Gericht: Europäischer Gerichtshof
Urteil verkündet am 14.12.1972
Aktenzeichen: 7-72
Rechtsgebiete: EWG-Vertrag


Vorschriften:

EWG-Vertrag Art. 85
Quelle: Gerichtshof der Europäischen Gemeinschaften in L-2925 Luxemburg

DIE KOMMISSION IST VERPFLICHTET, BEI DER ZUMESSUNG EINER GELDBUSSE DIE EINEM UNTERNEHMEN FÜR DIESELBE TAT BEREITS AUFERLEGTEN SANKTIONEN ZU BERÜCKSICHTIGEN, WENN ES SICH UM SANKTIONEN WEGEN ZUWIDERHANDLUNGEN GEGEN DAS KARTELLRECHT EINES MITGLIEDSTAATES - ALSO IM GEBIET DER GEMEINSCHAFT BEGANGENE RECHTSVERLETZUNGEN - HANDELT. EINE VON DEN BEHÖRDEN EINES DRITTSTAATES VERHÄNGTE SANKTION BRAUCHT DIE KOMMISSION NUR ZU BERÜCKSICHTIGEN, WENN DIE GEGEN DAS BESCHULDIGTE UNTERNEHMEN VON DER KOMMISSION EINERSEITS UND VON DEN BEHÖRDEN DES FRAGLICHEN DRITTSTAATES ANDERERSEITS IN BETRACHT GEZOGENEN HANDLUNGEN IDENTISCH SIND.

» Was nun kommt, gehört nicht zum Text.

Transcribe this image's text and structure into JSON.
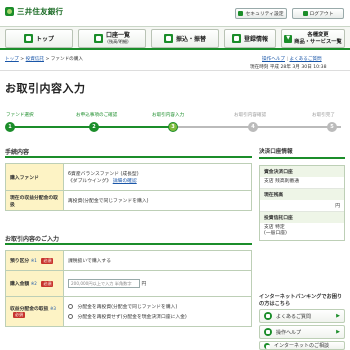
{
  "header": {
    "bank_name": "三井住友銀行",
    "security_label": "セキュリティ設定",
    "logout_label": "ログアウト"
  },
  "nav": {
    "top": "トップ",
    "account_main": "口座一覧",
    "account_sub": "(残高/明細)",
    "transfer": "振込・振替",
    "registration": "登録情報",
    "various_main": "各種変更",
    "various_sub": "商品・サービス一覧"
  },
  "breadcrumb": {
    "top": "トップ",
    "investment_trust": "投資信託",
    "current": "ファンドの購入",
    "sep": ">"
  },
  "help": {
    "operation_help": "操作ヘルプ",
    "faq": "よくあるご質問",
    "sep": "|"
  },
  "datetime_text": "現在時刻 平成 28年 3月 30日 10:38",
  "page_title": "お取引内容入力",
  "steps": [
    {
      "label": "ファンド選択",
      "num": "1"
    },
    {
      "label": "お申込事項のご確認",
      "num": "2"
    },
    {
      "label": "お取引内容入力",
      "num": "3"
    },
    {
      "label": "お取引内容確認",
      "num": "4"
    },
    {
      "label": "お取引完了",
      "num": "5"
    }
  ],
  "section_procedure": "手続内容",
  "procedure": {
    "fund_label": "購入ファンド",
    "fund_value": "6資産バランスファンド (成長型)",
    "fund_value2": "《ダブルウイング》",
    "fund_detail_link": "詳細の確認",
    "dist_label": "現在の収益分配金の取扱",
    "dist_value": "再投資(分配金で同じファンドを購入)"
  },
  "section_trade": "お取引内容のご入力",
  "trade": {
    "account_type_label": "預り区分",
    "account_type_value": "課税扱いで購入する",
    "amount_label": "購入金額",
    "amount_placeholder": "200,000円以上で入力 半角数字",
    "amount_unit": "円",
    "dist_method_label": "収益分配金の取扱",
    "dist_opt1": "分配金を再投資(分配金で同じファンドを購入)",
    "dist_opt2": "分配金を再投資せず(分配金を現金決済口座に入金)",
    "required": "必須",
    "note_hint": "※1",
    "note_hint2": "※2",
    "note_hint3": "※3"
  },
  "side": {
    "header": "決済口座情報",
    "settle_label": "資金決済口座",
    "settle_value1": "支店 残高則番通",
    "settle_value2": "",
    "balance_label": "現在残高",
    "balance_unit": "円",
    "trust_label": "投資信託口座",
    "trust_value1": "支店 特定",
    "trust_value2": "(一般口座)"
  },
  "ib": {
    "title": "インターネットバンキングでお困りの方はこちら",
    "faq": "よくあるご質問",
    "help": "操作ヘルプ",
    "contact": "インターネットのご相談"
  }
}
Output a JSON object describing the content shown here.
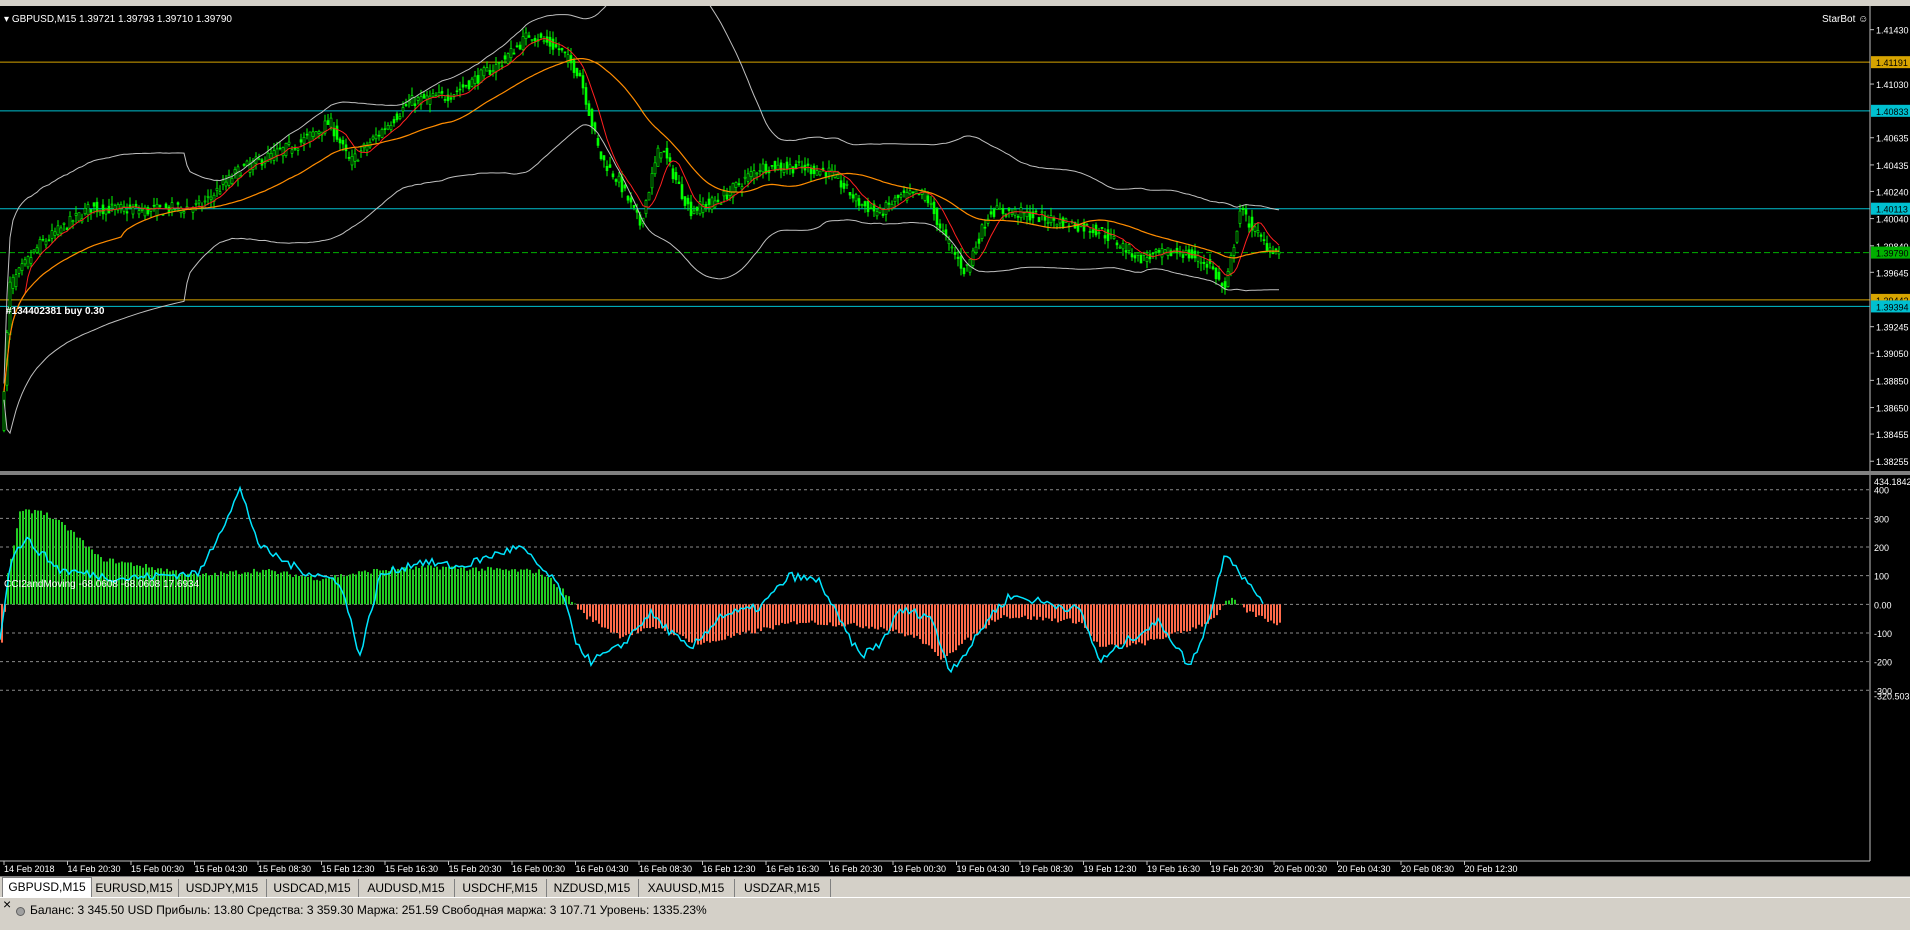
{
  "chart": {
    "header": "GBPUSD,M15  1.39721 1.39793 1.39710 1.39790",
    "expert": "StarBot",
    "order_label": "#134402381 buy 0.30",
    "indicator_header": "CCI2andMoving -68.0608 -68.0608 17.6934",
    "price_labels": [
      "1.41430",
      "1.41191",
      "1.41030",
      "1.40833",
      "1.40635",
      "1.40435",
      "1.40240",
      "1.40113",
      "1.40040",
      "1.39840",
      "1.39790",
      "1.39645",
      "1.39442",
      "1.39394",
      "1.39245",
      "1.39050",
      "1.38850",
      "1.38650",
      "1.38455",
      "1.38255"
    ],
    "osc_labels": [
      "434.1842",
      "400",
      "300",
      "200",
      "100",
      "0.00",
      "-100",
      "-200",
      "-300",
      "-320.503"
    ],
    "time_labels": [
      "14 Feb 2018",
      "14 Feb 20:30",
      "15 Feb 00:30",
      "15 Feb 04:30",
      "15 Feb 08:30",
      "15 Feb 12:30",
      "15 Feb 16:30",
      "15 Feb 20:30",
      "16 Feb 00:30",
      "16 Feb 04:30",
      "16 Feb 08:30",
      "16 Feb 12:30",
      "16 Feb 16:30",
      "16 Feb 20:30",
      "19 Feb 00:30",
      "19 Feb 04:30",
      "19 Feb 08:30",
      "19 Feb 12:30",
      "19 Feb 16:30",
      "19 Feb 20:30",
      "20 Feb 00:30",
      "20 Feb 04:30",
      "20 Feb 08:30",
      "20 Feb 12:30"
    ],
    "colors": {
      "candle": "#00ff00",
      "orange_line": "#d7a400",
      "cyan_line": "#00c0d0",
      "order_line": "#00b000",
      "band": "#c0c0c0",
      "ma_red": "#ff2020",
      "ma_orange": "#ff8c00",
      "cci": "#00e5ff",
      "hist_pos": "#22cc22",
      "hist_neg": "#ff6a4a"
    }
  },
  "tabs": [
    "GBPUSD,M15",
    "EURUSD,M15",
    "USDJPY,M15",
    "USDCAD,M15",
    "AUDUSD,M15",
    "USDCHF,M15",
    "NZDUSD,M15",
    "XAUUSD,M15",
    "USDZAR,M15"
  ],
  "status": {
    "close": "×",
    "text": "Баланс: 3 345.50 USD  Прибыль: 13.80  Средства: 3 359.30  Маржа: 251.59  Свободная маржа: 3 107.71  Уровень: 1335.23%"
  }
}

URTEIL DES GERICHTSHOFES VOM 14. DEZEMBER 1972. - BOEHRINGER MANNHEIM GMBH GEGEN KOMMISSION DER EUROPAEISCHEN GEMEINSCHAFTEN. - RECHTSSACHE 7-72.

Entscheidungsgründe:

1 DIE KOMMISSION DER EUROPÄISCHEN GEMEINSCHAFTEN HAT GEGEN DIE KLAEGERIN DURCH ENTSCHEIDUNG VOM 16. JULI 1969 EINE GELDBUSSE VON 190000 RECHNUNGSEINHEITEN WEGEN VERSTOSSES GEGEN ARTIKEL 85 EWG-VERTRAG FESTGESETZT. DIESER BETRAG IST DURCH URTEIL DES GERICHTSHOFES VOM 15. JULI 1970 IN DER RECHTSSACHE 45/69 AUF 180000 RECHNUNGSEINHEITEN HERABGESETZT WORDEN. BEREITS AM 3. JULI 1969 HATTE EINE NEW YORKER DISTRICT COURT DIE KLAEGERIN ZU EINER GELDSTRAFE VON 80000 DOLLAR VERURTEILT, WEIL SIE GEGEN DIE WETTBEWERBSVORSCHRIFTEN DES BUNDESRECHTS DER VEREINIGTEN STAATEN VERSTOSSEN HABE; DIE KLAEGERIN HAT DIESE GELDSTRAFE AM 11. JULI 1969 GEZAHLT. MIT SCHREIBEN VOM 3. SEPTEMBER 1969 HAT SIE BEI DER KOMMISSION BEANTRAGT, DIESE IN DEN VEREINIGTEN STAATEN GEZAHLTE GELDSTRAFE AUF DIE MIT DER ENTSCHEIDUNG DER KOMMISSION VOM 16. JULI 1969 VERHÄNGTE GELDBUSSE ANZURECHNEN. DIE KOMMISSION HAT DIESEN ANTRAG DURCH ENTSCHEIDUNG VOM 25. NOVEMBER 1971 ZURÜCKGEWIESEN.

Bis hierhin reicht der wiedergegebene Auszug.